The restrictions are similar to those imposed at the height of the pandemic in Wuhan, where the outbreak emerged earlier this year.
This means that only essential workers can leave their homes, while a family member can go out once a day to shop.
Anxin is about 150 km south of Beijing. Chinese media say there have been 18 cases in Anxin since the recent Beijing outbreak began two weeks ago.
What is the situation in Beijing?
China’s recent figures remain the envy of most other countries affected by the virus. However, a recent increase in Beijing has officials fearing a possible second wave.
In the past 24 hours, Beijing registered 14 new cases of the virus, bringing the total to 311 since a mid-June outbreak in the food market.
Although that number is small, compared to the thousands of daily cases in the US or South America, China reacted quickly to contain any spread.

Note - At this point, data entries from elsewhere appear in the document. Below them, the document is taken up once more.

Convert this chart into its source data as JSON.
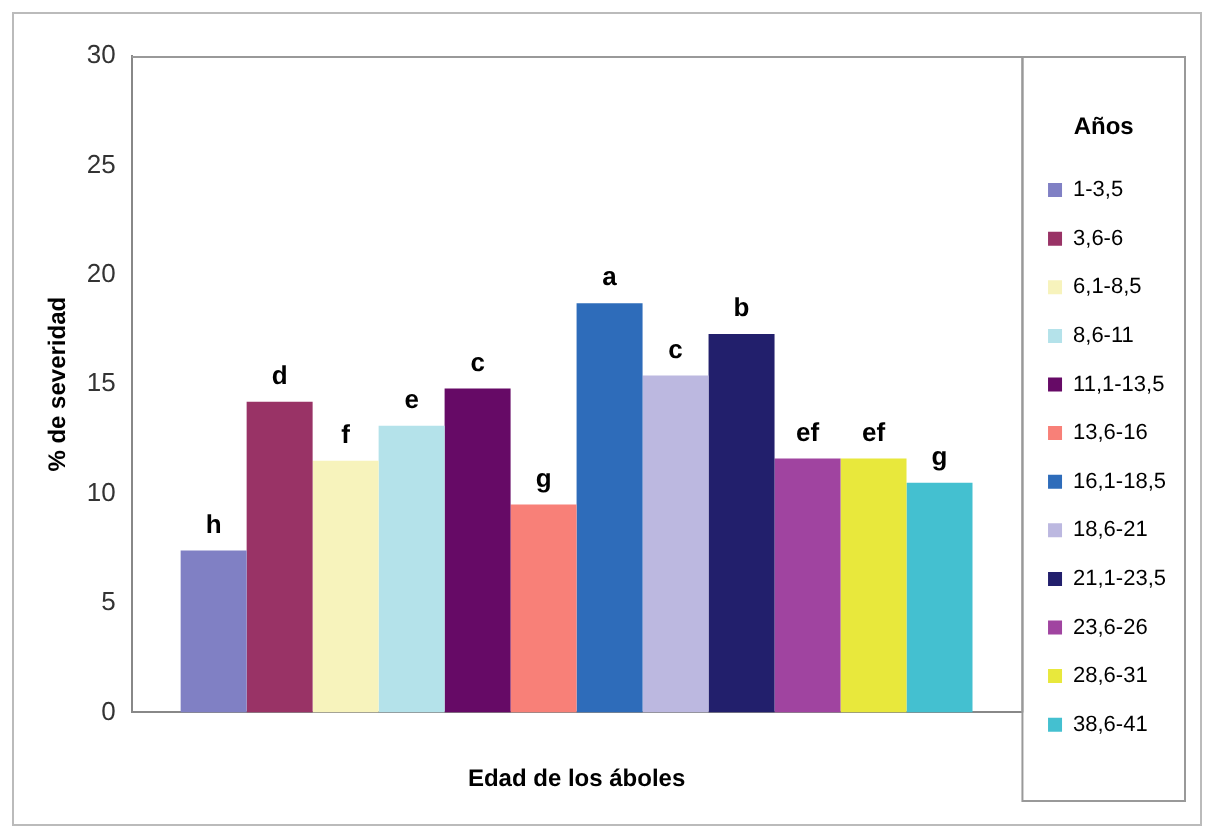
{
  "chart_data": {
    "type": "bar",
    "xlabel": "Edad de los áboles",
    "ylabel": "% de severidad",
    "legend_title": "Años",
    "categories": [
      null
    ],
    "ylim": [
      0,
      30
    ],
    "yticks": [
      0,
      5,
      10,
      15,
      20,
      25,
      30
    ],
    "grid": false,
    "legend": "right",
    "series": [
      {
        "name": "1-3,5",
        "color": "#8080c4",
        "values": [
          7.4
        ],
        "value_labels": [
          "h"
        ]
      },
      {
        "name": "3,6-6",
        "color": "#993366",
        "values": [
          14.2
        ],
        "value_labels": [
          "d"
        ]
      },
      {
        "name": "6,1-8,5",
        "color": "#f7f3bc",
        "values": [
          11.5
        ],
        "value_labels": [
          "f"
        ]
      },
      {
        "name": "8,6-11",
        "color": "#b4e2ea",
        "values": [
          13.1
        ],
        "value_labels": [
          "e"
        ]
      },
      {
        "name": "11,1-13,5",
        "color": "#660a66",
        "values": [
          14.8
        ],
        "value_labels": [
          "c"
        ]
      },
      {
        "name": "13,6-16",
        "color": "#f88078",
        "values": [
          9.5
        ],
        "value_labels": [
          "g"
        ]
      },
      {
        "name": "16,1-18,5",
        "color": "#2e6cba",
        "values": [
          18.7
        ],
        "value_labels": [
          "a"
        ]
      },
      {
        "name": "18,6-21",
        "color": "#bcb8e0",
        "values": [
          15.4
        ],
        "value_labels": [
          "c"
        ]
      },
      {
        "name": "21,1-23,5",
        "color": "#221f6c",
        "values": [
          17.3
        ],
        "value_labels": [
          "b"
        ]
      },
      {
        "name": "23,6-26",
        "color": "#a044a0",
        "values": [
          11.6
        ],
        "value_labels": [
          "ef"
        ]
      },
      {
        "name": "28,6-31",
        "color": "#e8e83c",
        "values": [
          11.6
        ],
        "value_labels": [
          "ef"
        ]
      },
      {
        "name": "38,6-41",
        "color": "#44c0d0",
        "values": [
          10.5
        ],
        "value_labels": [
          "g"
        ]
      }
    ]
  }
}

Several neighborhoods in Beijing were restricted, travel was limited and a huge wave of new tests was launched.
Before the recent increase, the Chinese capital had gone 57 days without a case transmitted locally.
How is the rest of China dealing with the virus?
In general, China has successfully “flattened the curve” in recent months.
After 80,000 confirmed cases passed in early March, only about 4,700 have been added since then.
Since mid-June, new infections have been limited mainly to Beijing, with some spillage over neighboring Hebei.
The rest of China saw only a small number of single-digit infections, most of which were imported, meaning that travelers return from abroad.